Hani daha sekiz yaşındasın.
Çarpım tablosunun kabusun olduğu zamanlar.
Okuldasın. Öğle yemeğinde annenin beslenme çantana koyduğu patatesi yedin. Önlüğünün beyaz yakasını terden sapsarı yapana kadar tepindin arkadaşlarınla.
Hani daha sekiz yaşındasın.
Müdürün gözüne canavar gözüktüğü yıllar.
Öğretmen gelmedi öğleden sonra, eve gitmekti gereken. Fakat daha tatlı geldi saklambaç oynamak.
Hani daha sekiz yaşındasın.
Babanın herşeyi yapabileceğine inandığın çağlar.
Eve geldin. Annen açtı kapıyı. Sabun kokulu, kolalı beyaz perdeleriniz var. Yemek kokusu doldurmuş evin her bir yanını. Dışarda kar
Hani daha sekiz yaşındasın.
Annenin kanatsız melek olduğunun farkına varmadığın anlar.

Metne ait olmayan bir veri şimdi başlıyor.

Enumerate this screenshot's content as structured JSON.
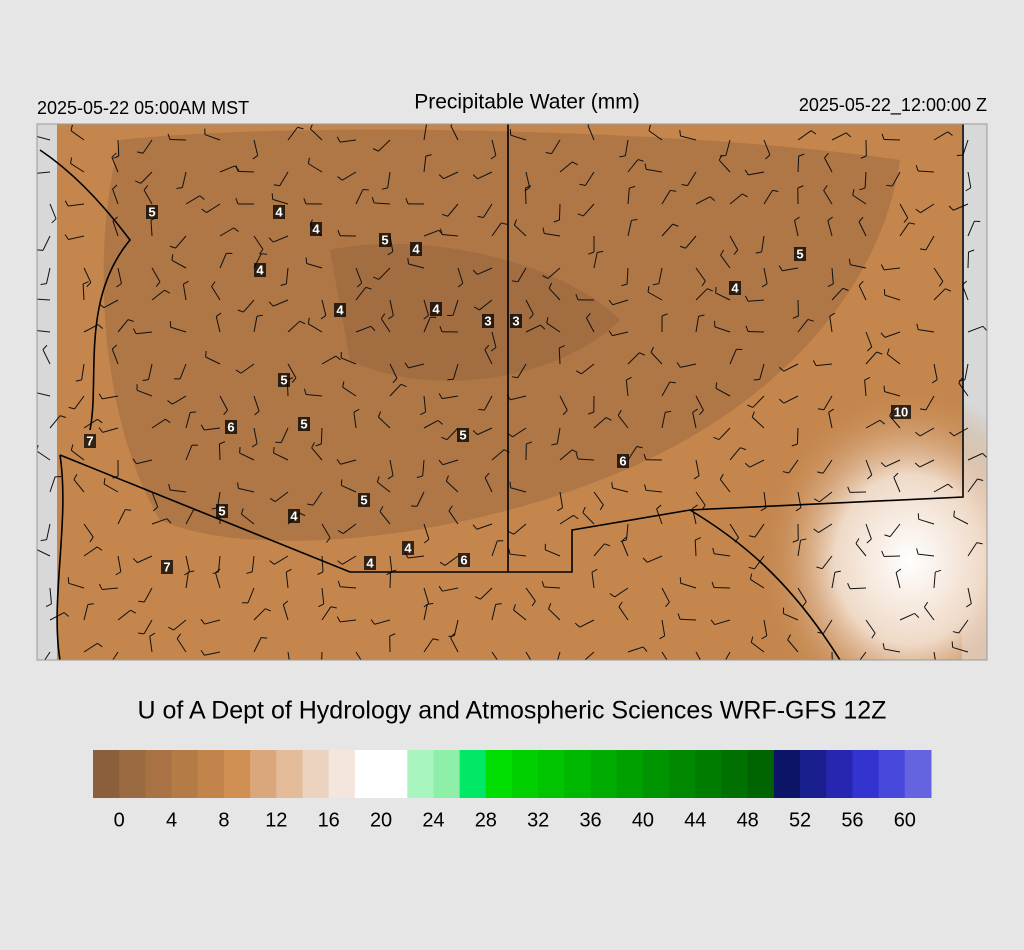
{
  "header": {
    "left": "2025-05-22 05:00AM MST",
    "title": "Precipitable Water (mm)",
    "right": "2025-05-22_12:00:00 Z"
  },
  "footer": "U of A Dept of Hydrology and Atmospheric Sciences WRF-GFS 12Z",
  "colorbar": {
    "range": [
      -2,
      62
    ],
    "ticks": [
      0,
      4,
      8,
      12,
      16,
      20,
      24,
      28,
      32,
      36,
      40,
      44,
      48,
      52,
      56,
      60
    ],
    "colors": [
      "#8b5e3c",
      "#9a6a40",
      "#a87244",
      "#b57b47",
      "#c2844a",
      "#cf8f53",
      "#d9a77b",
      "#e3bb99",
      "#ebd3bf",
      "#f4e6dc",
      "#ffffff",
      "#ffffff",
      "#a8f5c0",
      "#8ef0a8",
      "#00e865",
      "#00dd00",
      "#00d000",
      "#00c400",
      "#00b800",
      "#00ac00",
      "#00a000",
      "#009400",
      "#008800",
      "#007c00",
      "#007000",
      "#006400",
      "#0b1466",
      "#1a1f8f",
      "#2626b0",
      "#3333d0",
      "#4848dd",
      "#6464e0"
    ]
  },
  "stations": [
    5,
    4,
    4,
    5,
    4,
    4,
    4,
    4,
    3,
    3,
    4,
    5,
    5,
    5,
    6,
    5,
    10,
    7,
    6,
    5,
    4,
    5,
    4,
    4,
    6,
    7
  ]
}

Bu ne hal, toz toprak yine üstün başın, abin top oynamaya mı daldı yine? sorunun cevabını vermeye fırsat kalmadan, doğruca banyoyo sokuyor seni.
Hani daha sekiz yaşındasın.
Abinle mahallede gizli gizli övündüğün yıllar.
Haşlanmaktan hallice yıkandın. Ödevin de yok ne hoş. Göz kapaklarına söz geçiremiyorsun. Uyuyorsun. Dışarda kar var.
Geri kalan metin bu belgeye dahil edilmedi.